Rural areas demand support to tackle climate change
Shropshire Council has joined a group of rural council leaders to launch a new network to promote the voice of the countryside in the climate change debate.
In a letter published today (24 June) by the new Countryside Climate Network, a cross-party group of 21 councils from every region in England, warn that “rural communities are at the frontline of feeling the effects of climate change” and that “the countryside offers far more than a place to plant millions of trees to offset carbon emissions.”
The group aims “to ensure that the voice of rural knowledge and experience on climate action is listened to in Westminster” and its new Chair, the leader of Cambridgeshire warns that rural areas face “unfair barriers to decarbonise” including lower budgets and funding rules which favour urban concentrations but may have less overall carbon reduction. The group wants the Government’s delayed £100bn infrastructure fund “to support the ambitions of rural areas and the opportunities our countryside and green infrastructure can provide”.
The new network has been established by UK100, a network of local leaders that campaigns on climate change. The 21 councils represent 14.3 million people in total, a quarter of the population (25%) and two fifths (41%) of England by area. The letter says that “the countryside offers more than a place to plant millions of trees to combat climate change. Rural communities have always been a great source of national progress and innovation.”
The group is chaired by the Leader of Cambridgeshire Council, Cllr Steve Count, who writes in an article also published today:
“From Cornwall to County Durham we have decided to take a stand. We’re frustrated that climate solutions and green recovery packages haven’t found the right balance, largely missing the rural voice.
“It can be hard to meet our sustainable ambitions when urban areas have no need to fund essential bus services to remote communities or invest in broadband because the market doesn’t reach isolated areas. These examples of typical rural disadvantages add up, combined with a funding gap in rural areas twice that of our urban counterparts, means our stretched resources are diminished making the challenge of funding sustainable solutions even harder.

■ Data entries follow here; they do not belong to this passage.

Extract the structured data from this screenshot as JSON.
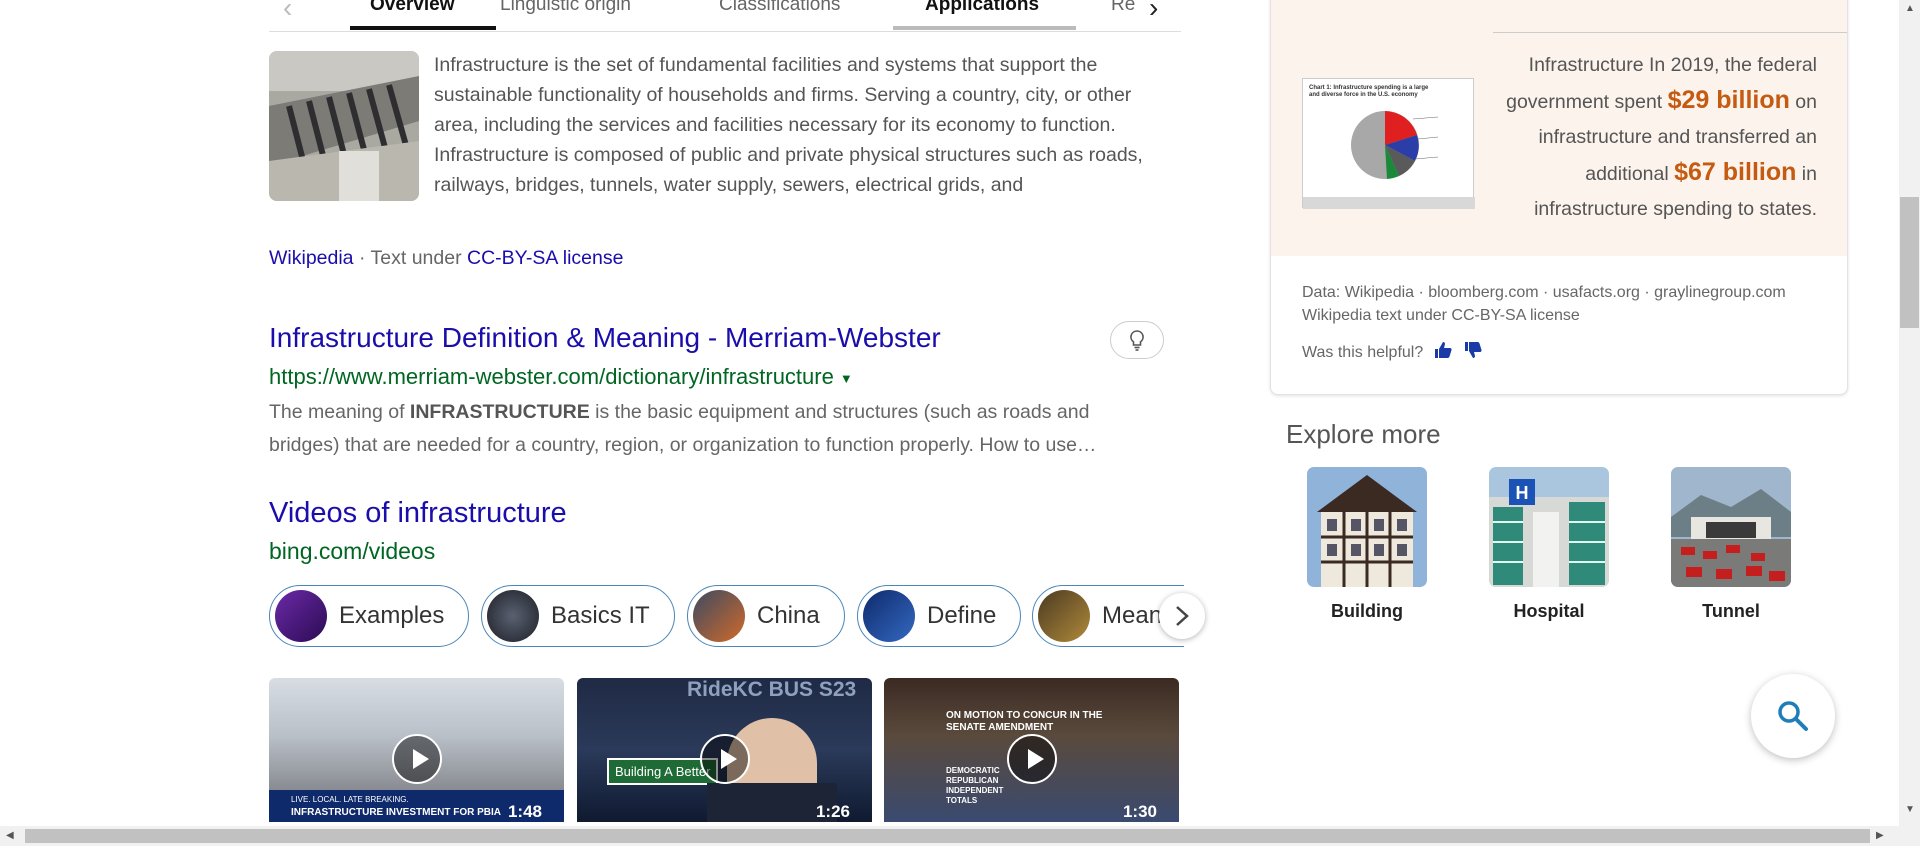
{
  "tabs": [
    "Overview",
    "Linguistic origin",
    "Classifications",
    "Applications",
    "Re"
  ],
  "wiki": {
    "text": "Infrastructure is the set of fundamental facilities and systems that support the sustainable functionality of households and firms. Serving a country, city, or other area, including the services and facilities necessary for its economy to function. Infrastructure is composed of public and private physical structures such as roads, railways, bridges, tunnels, water supply, sewers, electrical grids, and",
    "source": "Wikipedia",
    "license_prefix": "· Text under",
    "license": "CC-BY-SA license"
  },
  "result": {
    "title": "Infrastructure Definition & Meaning - Merriam-Webster",
    "url": "https://www.merriam-webster.com/dictionary/infrastructure",
    "snippet_pre": "The meaning of ",
    "snippet_bold": "INFRASTRUCTURE",
    "snippet_post": " is the basic equipment and structures (such as roads and bridges) that are needed for a country, region, or organization to function properly. How to use…"
  },
  "videos": {
    "title": "Videos of infrastructure",
    "url": "bing.com/videos",
    "chips": [
      "Examples",
      "Basics IT",
      "China",
      "Define",
      "Meaning"
    ],
    "items": [
      {
        "duration": "1:48",
        "caption": "INFRASTRUCTURE INVESTMENT FOR PBIA",
        "top_caption": "LIVE. LOCAL. LATE BREAKING."
      },
      {
        "duration": "1:26",
        "caption": "Building A Better",
        "top_caption": "RideKC BUS S23"
      },
      {
        "duration": "1:30",
        "caption": "ON MOTION TO CONCUR IN THE SENATE AMENDMENT",
        "top_caption": "DEMOCRATIC REPUBLICAN INDEPENDENT TOTALS"
      }
    ]
  },
  "panel": {
    "fact_pre": "Infrastructure In 2019, the federal government spent ",
    "fact_big1": "$29 billion",
    "fact_mid": " on infrastructure and transferred an additional ",
    "fact_big2": "$67 billion",
    "fact_post": " in infrastructure spending to states.",
    "chart_caption": "Chart 1: Infrastructure spending is a large and diverse force in the U.S. economy",
    "data_sources": "Data: Wikipedia · bloomberg.com · usafacts.org · graylinegroup.com",
    "license_note": "Wikipedia text under CC-BY-SA license",
    "helpful": "Was this helpful?"
  },
  "explore": {
    "title": "Explore more",
    "items": [
      "Building",
      "Hospital",
      "Tunnel"
    ]
  },
  "colors": {
    "link": "#1a0dab",
    "url": "#006621",
    "highlight": "#c55a11",
    "panel_bg": "#fbf3ec"
  }
}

“However, rural communities face unfair barriers in trying to decarbonise – it is harder to attract funding for projects which don’t fit traditional cost benefit analyses, which favour urban concentrations yet may have less overall carbon reduction impact.”
Polly Billington, Director of UK100, said:
“Climate change affects every area and every person, and rural towns and villages can be more vulnerable to the impacts, such as extreme weather. Countryside councils are well placed to tackle climate change and meet the needs and ambitions of their communities for economic recovery and better health and wellbeing, with innovative solutions along with the democratic legitimacy to deliver lasting change.”

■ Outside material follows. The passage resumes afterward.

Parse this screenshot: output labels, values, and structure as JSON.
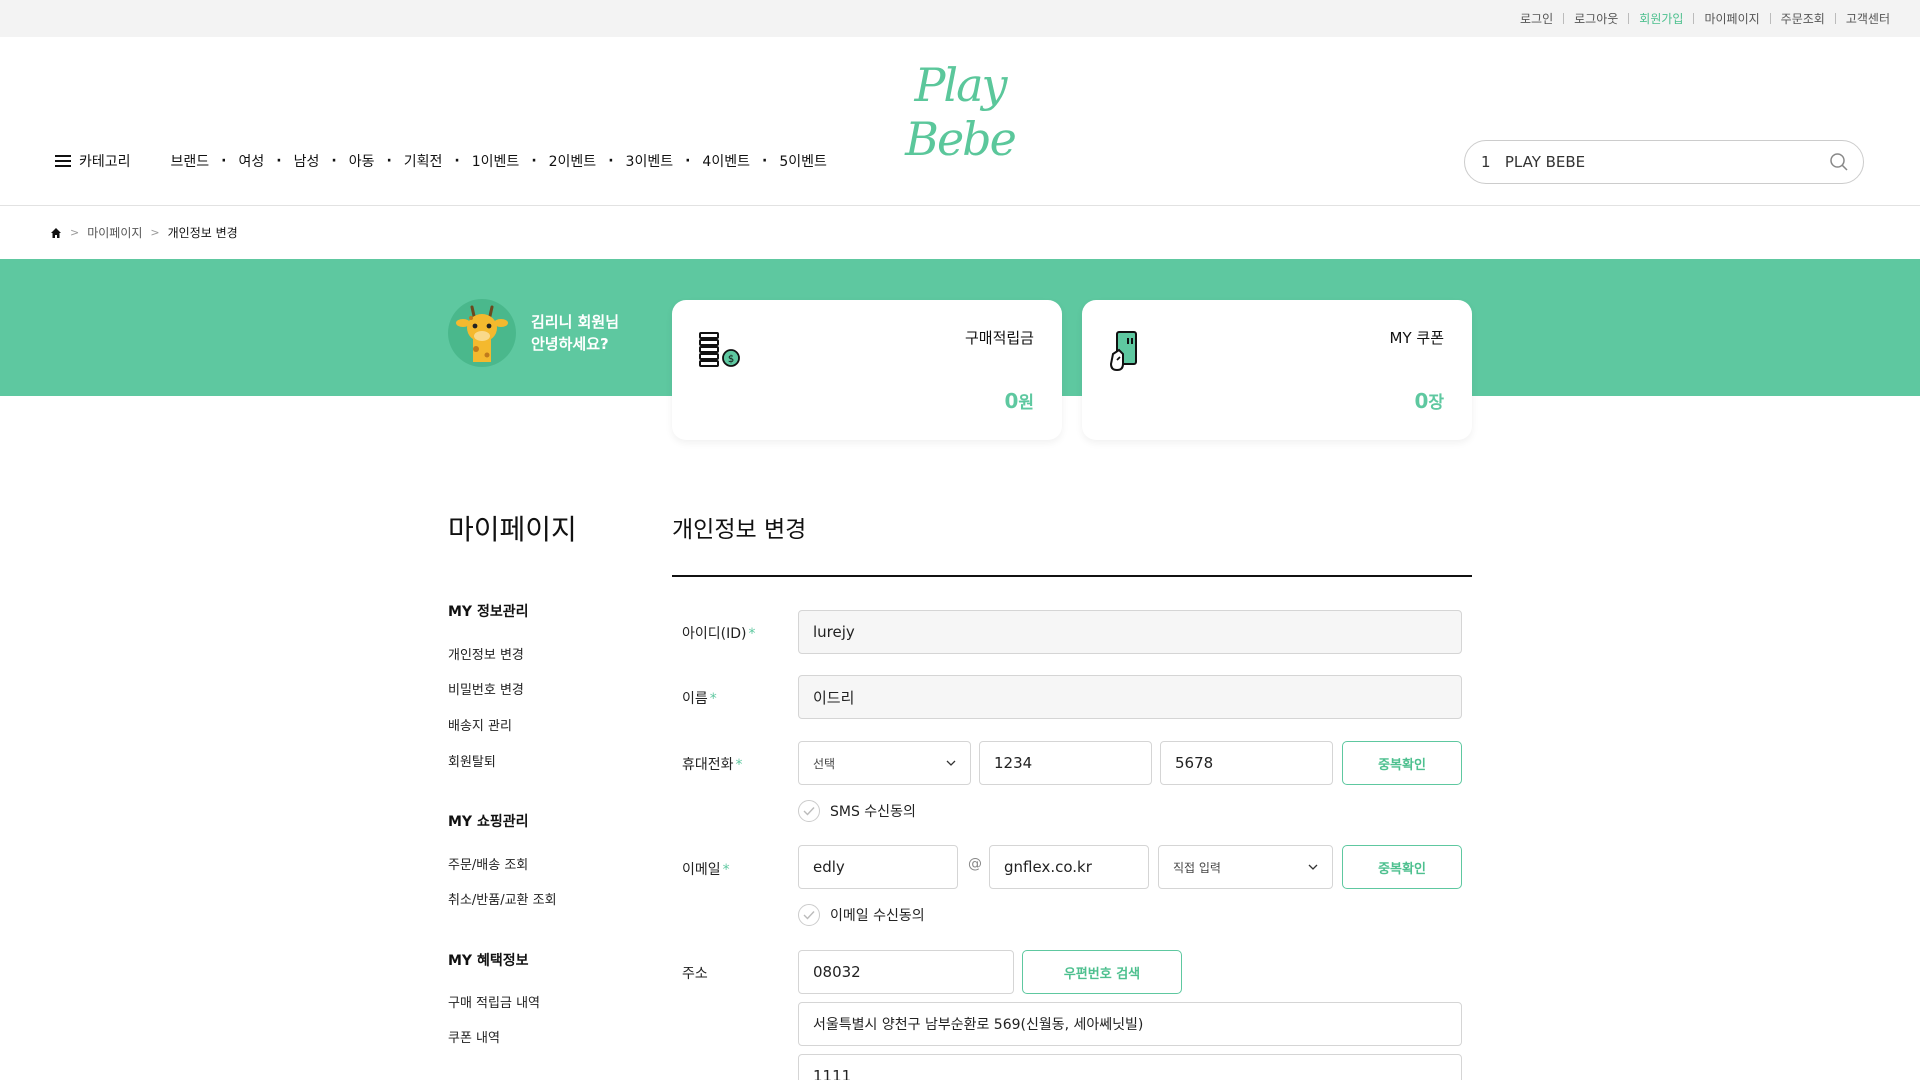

The group points out that rural areas can be more vulnerable to extreme weather events such as the devastating floods last winter. The number of extreme weather events has doubled since 1980.
Agriculture, land use and peatlands account for 12% of overall UK emissions, while agriculture is responsible for 88% of ammonia gas emissions which combine with other pollutants to form fine Particulate Matter (PM) air pollution, which is harmful to health.
At the same time, rural areas are home to many of the potential solutions to climate change. Shropshire already has the fifth largest amount of installed renewable energy generation capacity in the UK, and produces 20% of the renewable energy across the whole of the West Midlands. Shropshire Council is eager to work further with partners in Shropshire and beyond to expand this capacity.
Dean Carroll, Shropshire Council Cabinet member responsible for climate change, said:
“Working in partnership with other rural local authorities will help us highlight and raise the profile of the unique challenges we face in comparison to urban areas. In spite of these challenges, we have reduced our carbon output by 25% since 2013 and have embedded climate action in all council decisions. We are working incredibly hard on to develop and deliver projects that will reduce our carbon output and energy consumption. In addition, we are actively exploring opportunities to ‘build back better’ and capitalise on the recent environmental improvements we have seen locally and internationally to enable us to achieve our ambition of being carbon net zero by 2030 at the latest.”
Facts and Figures: Rural Challenges
- Harder for people to switch to more sustainable transport:
- 43% of people living in rural England live more than 1 hour away from a hospital by public transport, compared to just 7% of people in urban areas
- 47% of people living in rural England live more than 30 minutes away from a town centre by public transport, compared to just 5% of people in urban areas.
In 2017/18 people living in the most rural areas travelled almost twice as far per year than those in the most urban areas.
- Need to switch to renewable heating
- Around 1 million households in Great Britain use oil fired central heating. Around a quarter of households that use oil fired central heating suffer from fuel poverty, the costs of heating a house with oil are around 50% higher than for grid gas.
- Rural areas are financially disadvantaged
- The rural funding gap is nearly twice what it is for urban areas (£1bn vs £1.8bn).
- 48% less per person funding (metro vs county): councils in London receive £482 per head, whilst metropolitan boroughs and cities receive £351 per head, compared to £182 per person in county areas.
- Funding rules are not consistently applied across government. According to the New Local Government Network think tank, DEFRA’s rural proofing guidance is not consistently applied by departments to national strategies, and there are no sanctions or penalties for departments that overlook the guidance.